V – O senhor recentemente teve graves problemas de saúde por causa do alcoolismo. Poderia contar o que aconteceu?

U – Foi uma luta de oito anos, complicadíssima. Tudo começou com uma depressão, em 1994, quando voltei da Copa do Mundo dos Estados Unidos. Uma depressão sem motivo, mas eu caí de cama, só não quis me suicidar. Tomei todos os remédios possíveis. Eu, que já bebia bastante, tentei curar a depressão com álcool, que é a pior burrice que alguém pode fazer. Porque a depressão vai embora durante três horas, quatro horas, depois volta pior. Você entra numa espiral descendente da qual é difícil sair. Fiquei oito anos nesse inferno, inchado, tremendo. O auge, há quatro ou cinco anos, foi quando tive uma pancreatite que quase me levou à morte. Passei quinze dias na unidade semi-intensiva do hospital. Tive a sorte de ser um dos poucos casos de pancreatite que não deram dor nenhuma. Dizem que as dores associadas a essa doença estão entre as piores que se podem suportar. Hoje, felizmente, estou há três anos sem beber. 

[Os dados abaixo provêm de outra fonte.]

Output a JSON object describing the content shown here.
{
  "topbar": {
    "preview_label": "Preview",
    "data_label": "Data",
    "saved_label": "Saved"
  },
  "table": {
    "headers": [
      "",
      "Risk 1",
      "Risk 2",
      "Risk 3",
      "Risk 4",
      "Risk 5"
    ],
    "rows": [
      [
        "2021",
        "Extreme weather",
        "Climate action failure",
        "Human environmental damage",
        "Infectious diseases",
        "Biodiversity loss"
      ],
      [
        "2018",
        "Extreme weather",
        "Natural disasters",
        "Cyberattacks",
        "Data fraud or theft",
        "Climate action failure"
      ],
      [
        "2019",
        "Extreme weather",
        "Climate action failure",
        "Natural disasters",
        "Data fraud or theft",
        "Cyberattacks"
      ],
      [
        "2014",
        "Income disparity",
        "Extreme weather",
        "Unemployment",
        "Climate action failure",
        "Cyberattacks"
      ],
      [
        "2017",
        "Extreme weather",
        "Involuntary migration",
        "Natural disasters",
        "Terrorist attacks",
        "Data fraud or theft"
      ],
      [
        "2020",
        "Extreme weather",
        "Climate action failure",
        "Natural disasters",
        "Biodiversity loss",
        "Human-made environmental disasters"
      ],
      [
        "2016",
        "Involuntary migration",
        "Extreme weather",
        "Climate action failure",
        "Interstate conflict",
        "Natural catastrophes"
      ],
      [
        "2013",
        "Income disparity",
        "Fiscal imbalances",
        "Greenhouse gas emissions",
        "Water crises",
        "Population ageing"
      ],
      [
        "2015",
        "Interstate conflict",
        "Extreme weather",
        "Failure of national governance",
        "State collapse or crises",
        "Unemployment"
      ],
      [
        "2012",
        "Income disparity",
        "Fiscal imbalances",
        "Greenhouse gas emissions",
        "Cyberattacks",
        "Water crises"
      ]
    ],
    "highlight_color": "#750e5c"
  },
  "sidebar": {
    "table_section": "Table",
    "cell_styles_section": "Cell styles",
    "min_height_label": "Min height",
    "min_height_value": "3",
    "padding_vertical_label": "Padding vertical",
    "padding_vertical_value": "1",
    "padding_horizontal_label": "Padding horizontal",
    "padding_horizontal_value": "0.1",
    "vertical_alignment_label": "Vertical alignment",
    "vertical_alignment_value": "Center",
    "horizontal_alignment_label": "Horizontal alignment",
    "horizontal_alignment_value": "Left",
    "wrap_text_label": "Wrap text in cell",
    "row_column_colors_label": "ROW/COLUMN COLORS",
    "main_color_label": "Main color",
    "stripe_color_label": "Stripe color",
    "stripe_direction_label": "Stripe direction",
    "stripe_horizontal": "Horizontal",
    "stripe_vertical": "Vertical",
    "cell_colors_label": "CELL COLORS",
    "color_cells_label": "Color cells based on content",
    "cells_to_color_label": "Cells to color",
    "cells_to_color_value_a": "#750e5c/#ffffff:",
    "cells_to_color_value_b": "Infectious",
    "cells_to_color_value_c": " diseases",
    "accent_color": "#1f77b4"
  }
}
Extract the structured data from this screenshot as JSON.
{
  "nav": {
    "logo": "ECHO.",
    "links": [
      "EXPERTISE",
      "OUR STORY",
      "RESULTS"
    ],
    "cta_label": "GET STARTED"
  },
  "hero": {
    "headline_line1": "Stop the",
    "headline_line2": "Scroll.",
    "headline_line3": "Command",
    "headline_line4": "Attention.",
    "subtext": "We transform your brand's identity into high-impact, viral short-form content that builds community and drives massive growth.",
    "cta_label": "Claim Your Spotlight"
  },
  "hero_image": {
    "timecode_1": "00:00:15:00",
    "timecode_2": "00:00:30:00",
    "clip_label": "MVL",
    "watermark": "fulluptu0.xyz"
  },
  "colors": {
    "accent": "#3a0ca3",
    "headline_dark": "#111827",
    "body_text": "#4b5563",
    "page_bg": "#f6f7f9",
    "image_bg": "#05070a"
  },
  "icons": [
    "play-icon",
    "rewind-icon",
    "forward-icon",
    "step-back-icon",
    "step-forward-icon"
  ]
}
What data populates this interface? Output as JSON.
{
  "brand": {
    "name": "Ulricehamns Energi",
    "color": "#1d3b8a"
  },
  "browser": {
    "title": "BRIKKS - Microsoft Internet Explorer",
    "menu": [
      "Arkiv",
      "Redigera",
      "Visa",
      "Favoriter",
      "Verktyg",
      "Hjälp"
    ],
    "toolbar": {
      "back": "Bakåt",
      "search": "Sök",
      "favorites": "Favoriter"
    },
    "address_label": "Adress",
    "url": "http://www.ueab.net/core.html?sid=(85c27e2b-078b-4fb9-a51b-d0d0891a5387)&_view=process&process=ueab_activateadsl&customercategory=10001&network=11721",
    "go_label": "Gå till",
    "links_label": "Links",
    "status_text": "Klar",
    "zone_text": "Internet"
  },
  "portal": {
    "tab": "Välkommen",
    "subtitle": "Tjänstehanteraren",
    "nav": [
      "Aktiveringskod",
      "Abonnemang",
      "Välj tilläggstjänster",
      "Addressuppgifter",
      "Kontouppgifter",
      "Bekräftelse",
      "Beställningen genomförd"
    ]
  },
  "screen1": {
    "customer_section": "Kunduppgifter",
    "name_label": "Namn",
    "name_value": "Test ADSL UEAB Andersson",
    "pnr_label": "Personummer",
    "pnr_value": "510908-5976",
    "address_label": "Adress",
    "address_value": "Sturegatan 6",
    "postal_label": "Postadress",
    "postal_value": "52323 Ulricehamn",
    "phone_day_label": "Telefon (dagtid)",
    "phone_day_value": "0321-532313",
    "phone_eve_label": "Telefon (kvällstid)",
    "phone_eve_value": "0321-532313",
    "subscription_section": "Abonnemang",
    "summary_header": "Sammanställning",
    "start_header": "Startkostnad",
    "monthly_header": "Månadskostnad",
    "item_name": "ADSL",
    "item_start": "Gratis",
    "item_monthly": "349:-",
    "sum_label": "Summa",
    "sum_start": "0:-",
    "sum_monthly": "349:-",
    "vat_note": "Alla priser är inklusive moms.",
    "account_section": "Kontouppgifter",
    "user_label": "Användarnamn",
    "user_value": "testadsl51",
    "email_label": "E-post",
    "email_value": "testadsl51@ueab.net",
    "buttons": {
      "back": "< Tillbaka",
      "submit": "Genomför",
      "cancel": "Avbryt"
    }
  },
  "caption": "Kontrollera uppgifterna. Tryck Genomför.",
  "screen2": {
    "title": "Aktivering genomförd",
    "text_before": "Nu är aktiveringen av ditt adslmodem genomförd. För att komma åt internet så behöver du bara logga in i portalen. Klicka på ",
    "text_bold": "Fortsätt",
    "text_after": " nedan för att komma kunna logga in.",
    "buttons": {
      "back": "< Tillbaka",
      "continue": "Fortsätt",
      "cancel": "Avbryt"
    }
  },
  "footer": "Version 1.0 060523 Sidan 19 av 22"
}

V – Como o senhor superou o problema?

U – Pela via da religião. Eu não me submeto ao ministério de nenhuma crença, embora acredite em Deus, reze todas as noites e me considere cristão. Há algum tempo, por uma série incrível de coincidências que não vou relatar aqui, tornei-me devoto de Nossa Senhora do Perpétuo Socorro. Eu dizia que quase morri de pancreatite. Depois que saí do hospital, voltei a meus velhos hábitos de beber. Acordava cedíssimo, por volta das 5 da manhã, ia comprar jornal e passava pelos bares que fecham tarde para comprar uísque. Às 10 da manhã já estava bêbado, e assim passava o dia inteiro. Logo tive o anúncio de que a pancreatite estava voltando: engulhos em seco. Eu acordava e ia direto para o vaso sanitário, para uma sessão de náuseas. Isso piorava a cada dia, e uma segunda pancreatite para mim seria a morte. Até que uma noite, na hora de dormir, eu rezei a Nossa Senhora: "Se amanhã eu amanhecer sem náuseas, eu paro de beber". Acordei e, pela primeira vez em muito tempo, não tive engulhos. Desde então, e isso foi há três anos, não bebi mais nada. Todos os fins de semana vou com meus amigos ao boteco e só tomo guaraná diet. O mais incrível é que não sinto a mínima vontade de beber. Eu poderia dizer que tenho uma imensa força de vontade, mas não seria verdade. Eu não faço esforço nenhum.